Finding the source of duplicate content URL's

DocdataCommerce

We have a website that displays a number of products. The product has variations (sizes) and unfortunately every size has its own URL (for now anyway). Needless to say, this causes duplicate content issues. (And of course, we are looking to change the URL's for our site as soon as possible)

However, even though these duplicate URL's exist, you should not be able to land on them by navigating through the site. In theory, the site should always display the link to the smallest size. It seems that there is a flaw in our system somewhere, as these links are now found in our campaign here on SEOmoz.

My question: is there any way to find the crawl path that lead to the URL's that shouldn't have been found, so we can locate the problem?

Mark_Ginsberg

Using the Screaming Frog SEO Spider (free version to download will crawl 500 URLs, paid version [99 GBP for a yearly license] will crawl as much as you want), you can see all of the inlinks to a particular page. So run a crawl of the site, you should find those pages with Screaming Frog, and then you can view the inlinks to those pages.

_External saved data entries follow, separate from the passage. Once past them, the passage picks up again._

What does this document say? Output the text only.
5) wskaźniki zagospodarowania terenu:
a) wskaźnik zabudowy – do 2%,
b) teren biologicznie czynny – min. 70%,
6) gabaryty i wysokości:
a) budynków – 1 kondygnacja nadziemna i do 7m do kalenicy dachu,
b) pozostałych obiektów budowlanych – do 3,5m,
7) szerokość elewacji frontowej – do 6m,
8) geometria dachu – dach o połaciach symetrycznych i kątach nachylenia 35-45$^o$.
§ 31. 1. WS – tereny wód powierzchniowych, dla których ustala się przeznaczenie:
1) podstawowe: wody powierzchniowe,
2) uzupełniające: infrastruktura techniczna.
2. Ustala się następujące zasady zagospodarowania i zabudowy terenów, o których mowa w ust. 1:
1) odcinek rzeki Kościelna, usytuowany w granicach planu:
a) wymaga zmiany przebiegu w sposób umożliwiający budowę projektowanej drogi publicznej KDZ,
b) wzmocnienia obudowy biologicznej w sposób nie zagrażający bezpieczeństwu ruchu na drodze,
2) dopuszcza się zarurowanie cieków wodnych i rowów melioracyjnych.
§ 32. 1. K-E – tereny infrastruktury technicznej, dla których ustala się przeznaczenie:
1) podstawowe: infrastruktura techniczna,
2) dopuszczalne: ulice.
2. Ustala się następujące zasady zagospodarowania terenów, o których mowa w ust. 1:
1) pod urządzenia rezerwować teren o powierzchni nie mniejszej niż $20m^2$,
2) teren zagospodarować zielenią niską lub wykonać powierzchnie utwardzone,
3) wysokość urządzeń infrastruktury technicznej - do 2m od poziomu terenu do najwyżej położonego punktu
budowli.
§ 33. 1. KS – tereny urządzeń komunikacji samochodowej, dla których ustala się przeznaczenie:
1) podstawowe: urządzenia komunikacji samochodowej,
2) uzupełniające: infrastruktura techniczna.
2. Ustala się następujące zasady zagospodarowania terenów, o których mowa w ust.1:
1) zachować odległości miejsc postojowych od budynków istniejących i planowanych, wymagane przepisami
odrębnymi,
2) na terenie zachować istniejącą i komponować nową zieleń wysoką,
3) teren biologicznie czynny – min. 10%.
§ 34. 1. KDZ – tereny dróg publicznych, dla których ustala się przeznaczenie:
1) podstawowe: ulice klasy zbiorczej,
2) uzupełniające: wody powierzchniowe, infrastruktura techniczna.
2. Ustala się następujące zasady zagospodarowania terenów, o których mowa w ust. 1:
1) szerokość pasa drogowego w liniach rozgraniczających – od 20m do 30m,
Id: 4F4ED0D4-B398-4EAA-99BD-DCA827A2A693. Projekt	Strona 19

Visit the inlinks, and check the code for the links to the page you're looking for - this will quickly show you where the links are to the pages you're trying to hide.

Also, have you checked the sitemap - the CMS might create links to these pages in the sitemap.

good luck and let me know if you need any more help with this.

Mark

Welcome to the Q&A Forum

Browse the forum for helpful insights and fresh discussions about all things SEO.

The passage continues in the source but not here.